You don't owe anyone unlimited access to your time and your nervous system. That isn't selfishness. That's stewardship.
On the positive side: actively seek out the people who lift you up. Move toward them. Spend more time with them. Build the microcosm you want around you proactively.
The agency principle
The point of this whole chapter is that almost everything described above is a choice.
How you hold your body. What sounds you let into your head. What images you consume. Whether you go outside today. Whether you get a dog. Who you have lunch with. Who you stop having lunch with. Which situations you keep walking into and which you stop.
These don't feel like choices because they happen below the level of attention. They're defaults inherited from your childhood, your culture, your habits, the people who happen to be in your environment. But once you start to notice them, almost every one of them is something you can adjust.
The adjustments don't have to be heroic. A two-minute posture change before a hard meeting. Twenty minutes in a park instead of doom-scrolling. A playlist switched. A conversation gently declined. A friendship gently downgraded. A dog adopted. Over months and years, these small repeated choices reshape the environment you're living inside, and that environment reshapes you.
That's the agency. Almost nobody uses most of it. The ones who do tend to look, eventually, like they're living a different life than the people around them. They aren't, exactly. They just stopped letting their environment happen to them and started choosing it.

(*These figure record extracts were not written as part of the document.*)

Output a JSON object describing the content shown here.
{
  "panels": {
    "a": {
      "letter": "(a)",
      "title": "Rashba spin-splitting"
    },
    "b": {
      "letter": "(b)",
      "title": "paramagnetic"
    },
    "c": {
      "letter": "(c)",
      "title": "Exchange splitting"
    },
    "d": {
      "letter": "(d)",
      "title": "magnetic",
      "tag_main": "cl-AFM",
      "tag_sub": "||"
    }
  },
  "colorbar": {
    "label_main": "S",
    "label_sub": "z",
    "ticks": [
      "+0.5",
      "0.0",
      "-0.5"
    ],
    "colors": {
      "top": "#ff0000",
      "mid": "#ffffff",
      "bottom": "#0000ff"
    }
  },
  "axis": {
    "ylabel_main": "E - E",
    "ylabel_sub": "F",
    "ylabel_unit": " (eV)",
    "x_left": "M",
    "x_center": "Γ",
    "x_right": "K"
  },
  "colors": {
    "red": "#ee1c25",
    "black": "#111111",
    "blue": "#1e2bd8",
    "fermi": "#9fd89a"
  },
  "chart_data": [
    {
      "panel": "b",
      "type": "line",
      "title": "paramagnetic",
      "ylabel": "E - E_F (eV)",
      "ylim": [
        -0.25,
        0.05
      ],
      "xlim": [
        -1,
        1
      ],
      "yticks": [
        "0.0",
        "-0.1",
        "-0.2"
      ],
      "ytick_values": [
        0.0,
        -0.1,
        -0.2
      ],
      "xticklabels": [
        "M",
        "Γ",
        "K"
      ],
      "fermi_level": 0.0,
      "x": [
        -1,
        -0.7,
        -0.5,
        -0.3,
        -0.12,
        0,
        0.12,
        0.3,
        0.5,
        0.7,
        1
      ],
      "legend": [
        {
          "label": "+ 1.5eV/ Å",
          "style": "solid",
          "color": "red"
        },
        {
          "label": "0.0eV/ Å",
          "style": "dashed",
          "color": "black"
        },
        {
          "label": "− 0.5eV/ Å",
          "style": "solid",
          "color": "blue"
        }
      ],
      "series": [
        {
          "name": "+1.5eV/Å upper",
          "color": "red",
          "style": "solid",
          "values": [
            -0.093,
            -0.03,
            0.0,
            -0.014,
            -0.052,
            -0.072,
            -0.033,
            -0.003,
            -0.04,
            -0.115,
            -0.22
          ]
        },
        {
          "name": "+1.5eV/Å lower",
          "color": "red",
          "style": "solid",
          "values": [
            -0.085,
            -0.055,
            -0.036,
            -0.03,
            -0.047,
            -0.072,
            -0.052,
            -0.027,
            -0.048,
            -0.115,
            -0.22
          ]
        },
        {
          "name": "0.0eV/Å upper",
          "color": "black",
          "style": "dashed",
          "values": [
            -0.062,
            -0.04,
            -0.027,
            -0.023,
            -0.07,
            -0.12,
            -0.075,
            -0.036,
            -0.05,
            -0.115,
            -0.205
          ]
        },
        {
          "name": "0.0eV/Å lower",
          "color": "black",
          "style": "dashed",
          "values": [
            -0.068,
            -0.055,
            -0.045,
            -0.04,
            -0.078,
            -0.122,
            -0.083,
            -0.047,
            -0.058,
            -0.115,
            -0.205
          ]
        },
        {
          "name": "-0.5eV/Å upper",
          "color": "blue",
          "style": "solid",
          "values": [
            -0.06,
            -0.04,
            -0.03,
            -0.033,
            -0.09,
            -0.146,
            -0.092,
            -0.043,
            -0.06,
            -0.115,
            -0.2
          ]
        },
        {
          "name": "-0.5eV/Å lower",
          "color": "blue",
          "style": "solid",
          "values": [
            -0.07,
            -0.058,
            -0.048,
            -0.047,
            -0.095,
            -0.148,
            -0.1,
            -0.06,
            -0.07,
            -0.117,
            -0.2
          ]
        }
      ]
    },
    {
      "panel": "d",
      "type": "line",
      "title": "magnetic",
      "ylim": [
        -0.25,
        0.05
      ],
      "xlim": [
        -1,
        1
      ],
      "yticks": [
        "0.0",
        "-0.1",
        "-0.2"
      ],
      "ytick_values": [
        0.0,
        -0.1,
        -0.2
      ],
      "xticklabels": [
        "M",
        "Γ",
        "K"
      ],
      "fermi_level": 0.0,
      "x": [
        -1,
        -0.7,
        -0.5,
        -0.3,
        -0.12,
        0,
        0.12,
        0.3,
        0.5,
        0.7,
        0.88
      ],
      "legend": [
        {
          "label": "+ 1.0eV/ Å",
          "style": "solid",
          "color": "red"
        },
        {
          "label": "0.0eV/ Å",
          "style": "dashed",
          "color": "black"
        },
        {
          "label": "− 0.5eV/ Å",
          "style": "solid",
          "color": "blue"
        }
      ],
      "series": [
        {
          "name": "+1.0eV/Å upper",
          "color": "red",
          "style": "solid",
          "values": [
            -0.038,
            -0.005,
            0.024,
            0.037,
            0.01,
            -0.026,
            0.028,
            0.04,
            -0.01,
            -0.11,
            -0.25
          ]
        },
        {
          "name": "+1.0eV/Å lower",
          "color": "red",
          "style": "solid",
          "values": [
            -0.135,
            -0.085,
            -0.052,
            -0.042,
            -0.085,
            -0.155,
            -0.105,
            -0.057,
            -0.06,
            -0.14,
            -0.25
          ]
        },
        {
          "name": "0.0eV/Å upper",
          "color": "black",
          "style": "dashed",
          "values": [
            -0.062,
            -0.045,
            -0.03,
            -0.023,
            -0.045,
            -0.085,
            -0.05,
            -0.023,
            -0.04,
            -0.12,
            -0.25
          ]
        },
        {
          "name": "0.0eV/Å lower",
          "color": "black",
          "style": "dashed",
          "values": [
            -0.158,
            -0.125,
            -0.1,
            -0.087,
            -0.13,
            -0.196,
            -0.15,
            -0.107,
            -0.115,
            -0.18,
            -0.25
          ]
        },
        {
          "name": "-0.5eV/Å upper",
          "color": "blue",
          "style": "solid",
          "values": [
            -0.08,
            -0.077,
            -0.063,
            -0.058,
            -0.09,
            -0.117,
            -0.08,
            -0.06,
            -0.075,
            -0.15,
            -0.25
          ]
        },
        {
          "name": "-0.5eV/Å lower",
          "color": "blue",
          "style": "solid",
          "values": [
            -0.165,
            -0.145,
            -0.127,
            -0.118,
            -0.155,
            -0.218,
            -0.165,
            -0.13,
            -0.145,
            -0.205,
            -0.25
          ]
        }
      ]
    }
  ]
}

Almost everything in your life isn't just happening to you. It's something you're producing, most of the time without realizing it. The relationships that keep finding you. The financial situations. The conflicts. The patterns that repeat. The abundance or the lack. The misery or the joy. Most of us experience these as things life is doing to us, and we call the cumulative pattern of them "fate," or "luck," or "just how things are."
The intro to this part called this the projector. The emotions you carry don't just respond to events; they generate them. Extend that one step further and you see that almost the entire shape of your life is being projected from inside you, unconsciously, all the time. You consciously choose surprisingly little. The unconscious is doing most of the creating. Then the conscious mind takes the result and calls it the world.
The real shift this whole chapter has been pointing at is moving the creation of your life from unconscious to conscious. Not by trying to force outcomes (that's the trap). By doing the inner work the rest of these chapters have laid out: surfacing what's been creating those outcomes underneath, feeling it, letting it go. Once awareness reaches that layer, the agency you have isn't just over what you let in. It's over what's coming out. Over what you're producing. Over what your life actually looks like, once you stop running on patterns that were set in motion long before you were paying attention.
That's the destination this whole chapter has been moving toward. It's also when you stop describing your life as something that's happening to you and start recognizing it as something you're authoring.